Texture trends in confections
How To Satisfy Consumer Demand For Texture
Soft. Creamy. Smooth. Crunchy. Chewy. Brands are increasingly using texture claims like these. In fact, in 2014, the confectionery category (chocolates and sugar confectionery) had the second highest penetration rate for texture claims of new products launched.
According to a 2015 Innova study, texture is becoming a leading driver for taste perception in food, particularly sweets or candies.
From smoother, cream-filled sweets to chewier, juicier fruit candies, starches can be used to improve mouthfeel, chewiness and shape all while adding a variety of textures designed to enhance a consumer’s eating experience. However, there’s several things to keep in mind when formulating with starches to create texture in confections.

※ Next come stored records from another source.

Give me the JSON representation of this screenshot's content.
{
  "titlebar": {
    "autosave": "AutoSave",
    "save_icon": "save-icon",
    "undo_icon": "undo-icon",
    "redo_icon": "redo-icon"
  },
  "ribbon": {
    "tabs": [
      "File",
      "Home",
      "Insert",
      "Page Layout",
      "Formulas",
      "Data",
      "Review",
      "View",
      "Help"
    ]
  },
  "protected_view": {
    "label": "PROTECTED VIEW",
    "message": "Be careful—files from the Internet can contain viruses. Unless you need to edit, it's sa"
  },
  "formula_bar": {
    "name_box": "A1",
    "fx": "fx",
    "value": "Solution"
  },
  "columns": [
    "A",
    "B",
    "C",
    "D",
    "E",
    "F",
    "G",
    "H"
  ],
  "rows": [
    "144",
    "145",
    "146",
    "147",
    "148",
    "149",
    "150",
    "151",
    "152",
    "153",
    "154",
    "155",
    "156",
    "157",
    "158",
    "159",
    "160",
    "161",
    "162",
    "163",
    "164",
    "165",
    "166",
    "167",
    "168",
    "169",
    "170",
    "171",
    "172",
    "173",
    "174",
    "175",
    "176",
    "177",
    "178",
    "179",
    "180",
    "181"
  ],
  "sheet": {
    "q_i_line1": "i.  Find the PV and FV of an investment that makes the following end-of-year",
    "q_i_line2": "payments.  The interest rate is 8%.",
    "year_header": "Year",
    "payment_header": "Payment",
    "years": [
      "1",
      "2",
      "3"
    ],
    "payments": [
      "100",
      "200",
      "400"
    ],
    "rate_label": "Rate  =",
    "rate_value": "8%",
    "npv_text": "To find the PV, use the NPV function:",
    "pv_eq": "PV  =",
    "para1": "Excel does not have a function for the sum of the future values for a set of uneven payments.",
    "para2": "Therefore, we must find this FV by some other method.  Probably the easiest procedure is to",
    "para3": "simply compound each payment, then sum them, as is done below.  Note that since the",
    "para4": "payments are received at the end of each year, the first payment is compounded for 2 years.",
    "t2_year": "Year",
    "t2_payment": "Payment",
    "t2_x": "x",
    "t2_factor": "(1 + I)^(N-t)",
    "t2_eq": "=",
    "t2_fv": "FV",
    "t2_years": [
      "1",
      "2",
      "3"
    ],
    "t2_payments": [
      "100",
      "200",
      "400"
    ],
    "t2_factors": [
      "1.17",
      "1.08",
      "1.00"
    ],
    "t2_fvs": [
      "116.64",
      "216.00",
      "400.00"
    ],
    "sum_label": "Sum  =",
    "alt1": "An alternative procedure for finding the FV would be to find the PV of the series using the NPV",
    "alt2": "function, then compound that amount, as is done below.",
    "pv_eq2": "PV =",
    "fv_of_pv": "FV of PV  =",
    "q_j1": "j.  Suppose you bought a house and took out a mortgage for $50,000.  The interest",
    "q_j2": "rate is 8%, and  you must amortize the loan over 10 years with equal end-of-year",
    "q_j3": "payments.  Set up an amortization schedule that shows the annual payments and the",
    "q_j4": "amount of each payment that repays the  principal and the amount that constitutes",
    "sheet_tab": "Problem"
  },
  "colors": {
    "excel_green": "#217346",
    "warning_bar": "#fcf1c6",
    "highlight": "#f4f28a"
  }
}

Viscosity and Texture Development
Whether using direct steam injection or vacuum cooking in heat processing, thin-boiling starches result in viscosity and texture development in high-sugar-solids paste while maintaining a low viscosity for depositing. Additionally, specialty thin-boiling starches can enable open-kettle cooking.
In low-temperature processed confections, cold-swelling starches, such as Tate & Lyle’s MIRA-THIK 468 and MIRA-GEL 463, can provide chewy and moderately elastic texture. Low-temperature pasting starches and cold-swelling starches also allow lower heat levels, so functional ingredients like vitamins and nutrients are retained.
Specialty thin-boiling starches can improve clarity and viscosity for gelling, opening up opportunities to create new, unique candy products. In fact, Tate & Lyle’s CONFECTIONERS G, MIRA-SET 285 andMIRA-QUICK MGL starches are widely used to replace certain hydrocolloids, such as gelatin, in some formulations to provide soft, chewy texture.
The moulding, depositing and drying processes of gummy and jelly candies can be improved with moulding starches. They can accept and hold any shape or impressions and then absorb moisture from the deposited candy as it cools, dries and sets.
In applications like marshmallows, dusting starches can help form and cut confections and decrease product stickiness in the package. Finally, using high-fluidity starches to increase final depositing solids in gummies and jellies can help save time in the moulding starch stage and improve process efficiencies.
While starches are extremely versatile, some challenges could arise when using them in confections. Applications can range in difficulty from a simple jelly mould and filling, to a much more complex coating system or a layered eating experience. Whether seeking soft, creamy, smooth, crunchy or chewy, manufacturers should partner with a supplier with whom they can work side by side to determine the right solution for their application.